SA: “Honestly, all those teammates have been the saving grace through this whole thing, because they have gone through the exact same thing, especially with Holly and Emily, going through it just a month or two before me would give me hope. Just seeing what they were able to do at different stages and seeing how well they were getting through it just helped me knowing that I would eventually be there.
“But then I look further down the road at Lilly (Weber) or Nicole (Kozlova) and see that their out there killing it on the field looking so strong and I believe I will eventually see myself there too, I just use their checkpoints to push myself. Emily and Holly, having them at the exact same time, doing exactly what I am doing helps a lot. I can talk to them about what I’m going through, or what I’m struggling with because they know exactly what’s going on. And then during rehab, if I’m having a bad day, or one of them is, we just help each other push through and that means a lot.”

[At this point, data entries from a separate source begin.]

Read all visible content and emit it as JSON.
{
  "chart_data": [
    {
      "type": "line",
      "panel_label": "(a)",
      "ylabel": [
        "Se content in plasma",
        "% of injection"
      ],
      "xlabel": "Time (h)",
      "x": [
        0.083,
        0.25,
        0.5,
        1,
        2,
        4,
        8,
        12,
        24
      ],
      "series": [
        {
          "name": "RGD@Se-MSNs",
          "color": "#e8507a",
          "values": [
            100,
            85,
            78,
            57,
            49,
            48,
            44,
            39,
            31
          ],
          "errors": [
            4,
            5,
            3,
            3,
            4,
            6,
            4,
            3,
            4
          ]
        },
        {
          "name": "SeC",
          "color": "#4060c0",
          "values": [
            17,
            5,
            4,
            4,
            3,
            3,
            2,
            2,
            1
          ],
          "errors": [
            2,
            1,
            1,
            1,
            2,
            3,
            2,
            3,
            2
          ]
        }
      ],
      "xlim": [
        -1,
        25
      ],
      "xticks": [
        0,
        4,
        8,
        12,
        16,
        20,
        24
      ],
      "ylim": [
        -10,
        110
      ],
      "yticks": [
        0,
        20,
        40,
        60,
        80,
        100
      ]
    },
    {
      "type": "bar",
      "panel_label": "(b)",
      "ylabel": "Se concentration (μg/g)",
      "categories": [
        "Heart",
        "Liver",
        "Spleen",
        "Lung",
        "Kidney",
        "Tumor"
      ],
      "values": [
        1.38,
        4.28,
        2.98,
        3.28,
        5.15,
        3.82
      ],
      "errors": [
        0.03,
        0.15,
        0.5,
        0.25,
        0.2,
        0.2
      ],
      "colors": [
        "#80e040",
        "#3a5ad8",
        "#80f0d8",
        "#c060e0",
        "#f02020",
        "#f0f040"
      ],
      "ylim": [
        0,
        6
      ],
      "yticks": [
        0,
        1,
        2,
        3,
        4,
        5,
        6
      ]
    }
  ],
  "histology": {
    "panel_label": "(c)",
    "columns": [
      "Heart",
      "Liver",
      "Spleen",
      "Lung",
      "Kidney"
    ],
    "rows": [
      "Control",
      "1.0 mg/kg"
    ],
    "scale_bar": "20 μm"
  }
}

Q: All three of you are all at different stages of the recovery process, where are you currently?
SA: “I’m about six months out now after surgery. About two months ago, I started running and slowly building up my speed and distance. I’m currently working on jumping, but nothing single leg – I can do broad jumps, squat jumps. Then that will transition into cutting and that’s the biggest step to getting back. Obviously, Holly and Emily are further along than me.”
Q: How are you doing with recovery during these current times, not at Tech?
SA: “It is definitely harder right now, because at Tech, we are so lucky to have Julie. We get to see her for three hours every single day, but here, it’s definitely harder especially with everything being closed. I actually got lucky because my PT here is letting me coming in once a week to see here, so that’s huge, and she’ll also see me through video calls. Julie will also meet with us once a week just to see how we’re doing and will send us weekly rehab that we need to be doing. It’s really different though having the Tech rehab place with all the machines that we could possibly need to trying to do it in your own basement.”
Q: How is school going for you during this process?
SA: “That’s been a bit difficult to. I like to go in to classes, be there and see the teacher and have a specific time to do everything. So, with having everything online, and having due dates set further out is a little bit harder. And taking online tests is not my favorite.”
Q: With the current situations, by the time you get back to school, everyone will be around the same place – not having played competitive soccer for a couple of months. Is that encouraging to know?
SA: “I’ve got to start cutting and getting that down and then will start doing non-contact drills after I pass what’s called functional testing, which sees if I’m ready to get back in. If that goes well, I’ll transition in to going through the motions of soccer, I can dribble, pass, shoot, but I can’t have contact, like tackling – and that would be when I’m fully cleared which is in late July.
“Julie and I have talked about things and have discussed that this is the best situation for me – not exactly what is happening – but that I have more time to rehab, because I wasn’t going to be able to do any of the stuff in the spring season at all. So, having this time to really focus on what I’m doing and in my comeback. It makes it a lot easier to transition into the fall. I can slow down and focus on what’s really important.”